Experten rechnen damit, dass in den kommenden Monaten massiv Kapital von der Insel abfließen und dies zu einem Wirtschaftseinbruch führen wird. Großbritannien ist wegen seines hohen Leistungsbilanz-Defizits auf ausländisches Geld angewiesen. Bereits in den Monaten vor der Abstimmung zog die Diskussion um den Brexit die britische Wirtschaft in Mitleidenschaft. Im ersten Quartal gingen die Investitionen erstmals seit drei Jahren zurück.

Pfund erleidet Kurs-Kollaps

An den Devisenmärkten herrschte Panik. Der Kurs des Pfund Sterling stürzte am Morgen um bis zu 11,1 Prozent ab und lag mit 1,3232 Dollar so niedrig wie zuletzt im September 1985. Der Euro fiel um bis zu 4,1 Prozent auf ein Dreieinhalb-Monats-Tief von 1,0914 Dollar.

Das sagen Ökonomen zum Brexit-Entscheid

  • Christine Lagarde, Chefin des Internationalen Währungsfonds (IWF)

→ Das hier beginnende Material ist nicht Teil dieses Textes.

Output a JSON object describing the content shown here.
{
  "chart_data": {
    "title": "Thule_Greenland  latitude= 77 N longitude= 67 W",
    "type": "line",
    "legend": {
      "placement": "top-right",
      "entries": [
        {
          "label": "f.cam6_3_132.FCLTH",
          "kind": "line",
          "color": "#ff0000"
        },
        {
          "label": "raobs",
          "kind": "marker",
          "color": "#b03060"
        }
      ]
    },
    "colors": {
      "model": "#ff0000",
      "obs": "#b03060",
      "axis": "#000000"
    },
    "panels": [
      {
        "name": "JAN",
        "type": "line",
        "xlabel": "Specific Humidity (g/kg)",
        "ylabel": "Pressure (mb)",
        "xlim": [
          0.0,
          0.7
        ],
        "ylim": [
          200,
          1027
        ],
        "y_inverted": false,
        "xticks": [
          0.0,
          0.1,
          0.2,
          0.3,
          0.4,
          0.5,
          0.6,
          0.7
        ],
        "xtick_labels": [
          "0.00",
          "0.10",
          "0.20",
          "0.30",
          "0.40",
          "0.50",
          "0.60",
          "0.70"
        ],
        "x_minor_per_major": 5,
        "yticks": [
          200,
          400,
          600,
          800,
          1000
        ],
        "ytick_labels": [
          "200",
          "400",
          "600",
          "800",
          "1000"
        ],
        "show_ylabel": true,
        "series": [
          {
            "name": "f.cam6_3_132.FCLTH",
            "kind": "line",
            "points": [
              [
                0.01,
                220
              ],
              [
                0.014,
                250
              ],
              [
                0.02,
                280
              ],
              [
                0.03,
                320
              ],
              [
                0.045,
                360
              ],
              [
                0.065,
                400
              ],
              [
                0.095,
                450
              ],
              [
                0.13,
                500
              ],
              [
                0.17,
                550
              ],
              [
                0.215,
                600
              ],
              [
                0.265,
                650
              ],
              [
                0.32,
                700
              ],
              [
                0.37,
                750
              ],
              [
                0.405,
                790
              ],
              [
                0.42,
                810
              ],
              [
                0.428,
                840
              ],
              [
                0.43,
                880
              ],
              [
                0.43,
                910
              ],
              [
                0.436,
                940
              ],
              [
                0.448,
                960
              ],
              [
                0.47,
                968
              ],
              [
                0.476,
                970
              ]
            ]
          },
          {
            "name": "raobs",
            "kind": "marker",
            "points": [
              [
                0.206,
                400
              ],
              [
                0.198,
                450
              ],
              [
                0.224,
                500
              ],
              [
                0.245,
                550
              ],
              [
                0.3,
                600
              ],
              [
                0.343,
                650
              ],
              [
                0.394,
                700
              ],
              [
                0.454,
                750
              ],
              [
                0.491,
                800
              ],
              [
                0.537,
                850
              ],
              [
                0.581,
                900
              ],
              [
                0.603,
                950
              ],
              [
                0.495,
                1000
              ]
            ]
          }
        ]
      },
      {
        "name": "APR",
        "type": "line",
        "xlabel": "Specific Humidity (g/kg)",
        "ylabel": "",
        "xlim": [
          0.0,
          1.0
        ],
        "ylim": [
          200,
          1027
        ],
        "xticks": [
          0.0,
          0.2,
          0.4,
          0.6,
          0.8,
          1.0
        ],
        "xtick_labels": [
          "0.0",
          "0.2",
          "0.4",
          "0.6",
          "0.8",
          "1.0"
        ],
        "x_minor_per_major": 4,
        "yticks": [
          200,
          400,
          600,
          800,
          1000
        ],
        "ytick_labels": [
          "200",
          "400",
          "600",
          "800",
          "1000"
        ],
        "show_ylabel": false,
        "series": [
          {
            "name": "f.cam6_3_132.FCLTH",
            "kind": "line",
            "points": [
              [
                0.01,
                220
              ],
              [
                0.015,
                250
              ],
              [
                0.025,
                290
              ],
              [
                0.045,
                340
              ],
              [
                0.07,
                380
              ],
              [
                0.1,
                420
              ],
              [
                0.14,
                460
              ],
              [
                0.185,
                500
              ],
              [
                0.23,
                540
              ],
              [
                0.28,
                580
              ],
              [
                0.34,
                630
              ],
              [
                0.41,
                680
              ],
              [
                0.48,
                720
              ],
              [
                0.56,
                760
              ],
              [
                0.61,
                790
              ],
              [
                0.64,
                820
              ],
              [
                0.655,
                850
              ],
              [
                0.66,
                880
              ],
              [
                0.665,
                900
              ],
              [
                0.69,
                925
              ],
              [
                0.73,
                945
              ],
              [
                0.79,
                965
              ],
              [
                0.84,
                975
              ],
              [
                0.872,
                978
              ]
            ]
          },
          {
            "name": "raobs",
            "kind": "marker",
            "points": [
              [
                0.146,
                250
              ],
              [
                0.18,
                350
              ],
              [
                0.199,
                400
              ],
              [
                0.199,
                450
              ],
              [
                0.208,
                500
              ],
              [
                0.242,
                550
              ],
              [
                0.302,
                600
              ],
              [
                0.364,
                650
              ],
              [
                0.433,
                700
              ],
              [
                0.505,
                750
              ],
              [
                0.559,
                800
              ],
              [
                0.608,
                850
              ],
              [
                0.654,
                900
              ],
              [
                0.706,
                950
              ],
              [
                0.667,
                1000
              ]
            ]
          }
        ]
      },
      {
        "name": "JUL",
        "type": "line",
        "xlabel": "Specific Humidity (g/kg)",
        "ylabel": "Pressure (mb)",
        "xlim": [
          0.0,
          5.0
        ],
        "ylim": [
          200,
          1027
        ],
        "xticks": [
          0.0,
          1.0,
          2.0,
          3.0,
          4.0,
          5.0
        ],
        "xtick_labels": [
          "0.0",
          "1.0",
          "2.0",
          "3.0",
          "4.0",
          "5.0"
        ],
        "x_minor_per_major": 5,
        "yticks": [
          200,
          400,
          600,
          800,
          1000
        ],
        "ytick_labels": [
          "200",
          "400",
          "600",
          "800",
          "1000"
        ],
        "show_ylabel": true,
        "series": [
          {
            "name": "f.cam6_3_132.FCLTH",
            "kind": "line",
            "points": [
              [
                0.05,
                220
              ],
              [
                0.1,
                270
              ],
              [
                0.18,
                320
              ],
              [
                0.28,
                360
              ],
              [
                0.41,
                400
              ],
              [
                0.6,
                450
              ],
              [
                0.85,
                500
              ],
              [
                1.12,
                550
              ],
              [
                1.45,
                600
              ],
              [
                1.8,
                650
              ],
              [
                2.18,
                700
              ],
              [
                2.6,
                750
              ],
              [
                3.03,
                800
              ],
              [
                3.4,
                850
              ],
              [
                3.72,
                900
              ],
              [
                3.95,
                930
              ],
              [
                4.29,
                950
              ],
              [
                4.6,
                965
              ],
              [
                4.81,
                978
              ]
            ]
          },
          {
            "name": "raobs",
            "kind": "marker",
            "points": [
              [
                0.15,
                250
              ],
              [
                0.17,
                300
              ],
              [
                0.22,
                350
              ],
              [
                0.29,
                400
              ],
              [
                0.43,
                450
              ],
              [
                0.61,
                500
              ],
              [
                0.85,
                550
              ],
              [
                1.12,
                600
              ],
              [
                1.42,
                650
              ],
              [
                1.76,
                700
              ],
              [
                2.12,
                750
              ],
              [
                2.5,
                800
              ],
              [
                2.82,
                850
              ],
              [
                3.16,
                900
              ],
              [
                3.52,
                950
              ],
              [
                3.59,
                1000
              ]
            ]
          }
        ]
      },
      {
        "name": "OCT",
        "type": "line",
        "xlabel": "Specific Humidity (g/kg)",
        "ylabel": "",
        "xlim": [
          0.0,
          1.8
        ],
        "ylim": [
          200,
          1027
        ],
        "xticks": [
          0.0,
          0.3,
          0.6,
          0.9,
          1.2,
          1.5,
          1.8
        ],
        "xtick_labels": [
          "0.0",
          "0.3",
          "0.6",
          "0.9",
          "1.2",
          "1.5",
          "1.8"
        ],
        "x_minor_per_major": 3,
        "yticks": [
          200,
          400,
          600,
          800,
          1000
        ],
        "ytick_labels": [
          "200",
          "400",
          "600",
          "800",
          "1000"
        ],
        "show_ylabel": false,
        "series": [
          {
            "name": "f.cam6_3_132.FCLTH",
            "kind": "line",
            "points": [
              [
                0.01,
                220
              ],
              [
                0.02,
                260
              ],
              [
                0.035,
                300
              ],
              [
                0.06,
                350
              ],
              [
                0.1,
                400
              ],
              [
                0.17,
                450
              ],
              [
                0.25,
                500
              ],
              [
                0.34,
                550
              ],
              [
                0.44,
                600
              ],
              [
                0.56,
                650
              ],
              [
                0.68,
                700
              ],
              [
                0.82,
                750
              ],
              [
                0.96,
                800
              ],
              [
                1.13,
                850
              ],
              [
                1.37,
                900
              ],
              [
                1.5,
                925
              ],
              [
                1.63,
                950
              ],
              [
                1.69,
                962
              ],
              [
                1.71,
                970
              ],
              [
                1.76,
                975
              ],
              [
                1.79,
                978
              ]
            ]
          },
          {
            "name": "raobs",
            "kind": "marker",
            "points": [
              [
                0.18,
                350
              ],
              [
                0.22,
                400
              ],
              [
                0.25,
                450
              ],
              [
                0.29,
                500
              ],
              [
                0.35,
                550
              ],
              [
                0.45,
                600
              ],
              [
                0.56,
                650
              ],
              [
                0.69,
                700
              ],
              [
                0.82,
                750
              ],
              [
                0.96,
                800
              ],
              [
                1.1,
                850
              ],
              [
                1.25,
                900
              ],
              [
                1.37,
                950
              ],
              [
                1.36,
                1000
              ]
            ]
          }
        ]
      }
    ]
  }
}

    „Wir müssen einen sanften Übergang in eine neue wirtschaftliche Beziehung sicherstellen. Der IWF unterstützt die Bank von England und die Europäische Zentralbank darin, für die nötige Liquidität des Bankensystems zu sorgen und Schwankungen nach der Abstimmung zu begrenzen.“

  • Eric Schweitzer, Präsident des Deutschen Industrie- und Handelskammertages (DIHK)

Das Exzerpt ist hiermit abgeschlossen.